この狼達をパレットの上で上手に飼い慣らすには細心の注意が必要になります。

間違って狼色を大量に羊色に混色してしまうと、もう目も当てられません。
相手を喰って、自分の色にしてしまいます。

では、狼色は使っちゃ駄目なの?と思われるかもしれませんが、そんな事はありません。

狼色は羊色に比べて主張が強い為、強烈な主張を求めるような絵画表現には、とても良い働きをします。

あくまでも、混色に注意が必要だよ。という事です。

クロームと名のつく絵の具はいずれも小さな狼ですのでご注意を。

プルシアンブルーやインディゴは狼の中でも暴れもの。
ものすごく強い狼色になります。

プルシアンブルーやバーントシェンナを、初心者の絵の具セットの中からつまみ出す先生もいるようですが、僕はしません。

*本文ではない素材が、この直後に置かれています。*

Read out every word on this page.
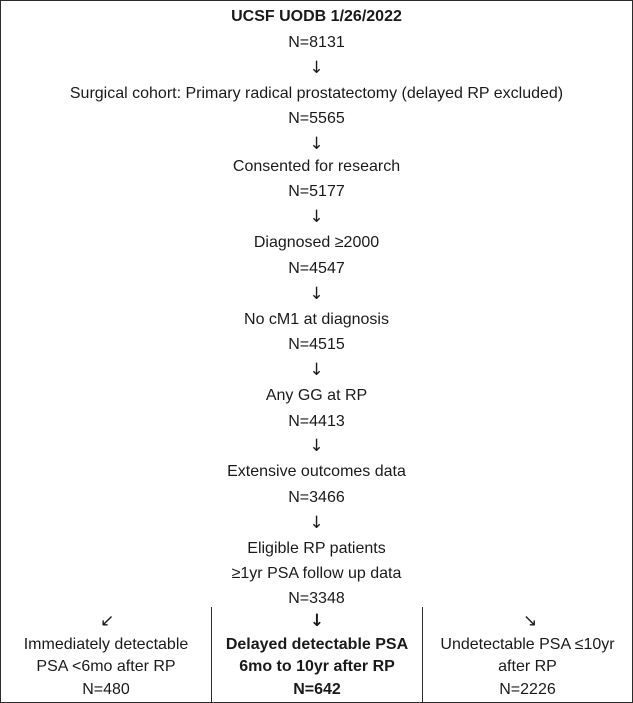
UCSF UODB 1/26/2022
N=8131
↓
Surgical cohort: Primary radical prostatectomy (delayed RP excluded)
N=5565
↓
Consented for research
N=5177
↓
Diagnosed ≥2000
N=4547
↓
No cM1 at diagnosis
N=4515
↓
Any GG at RP
N=4413
↓
Extensive outcomes data
N=3466
↓
Eligible RP patients
≥1yr PSA follow up data
N=3348
↙
Immediately detectable
PSA <6mo after RP
N=480
↓
Delayed detectable PSA
6mo to 10yr after RP
N=642
↘
Undetectable PSA ≤10yr
after RP
N=2226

勿体無いし、何より特徴を知って使うのが正しいと思うので。

狼とも上手に付き合いましょう。


羊

羊色(喰われる色)

赤系
・テラローザ
・ローズマダー

・ウルトラマリン
・コバルトブルー
・フタロブルー

・フタログリーン


続いては羊色です。
透明色(フタロ)と言われるものは羊色に含まれる事が多いです。
名前にフタロと入っていると、それは透明色という意味になります。
絵の具のパッケージに透明度が書いてある事も多いのでこれもご参考にして下さい。

紳士の画像

コバルトブルーやウルトラマリンは、節度のある羊紳士です。

何と混色しても、相手側の色をしっかりと活かして、自分もある程度の主張はするので、非常に使いやすい絵の具です。

まとめ

今回は、混色について書いてみました。
絵を描く人なら狼と羊は知っておいて損はありません。

と、いうか知っておいた方が良い知識になります。

頭の片隅に入れて、少しずつ覚えていきましょう。


最後までご覧いただきまして、有り難うございました。
子供達や、絵を学ぶ人にとって少しでも参考になれたなら幸いです。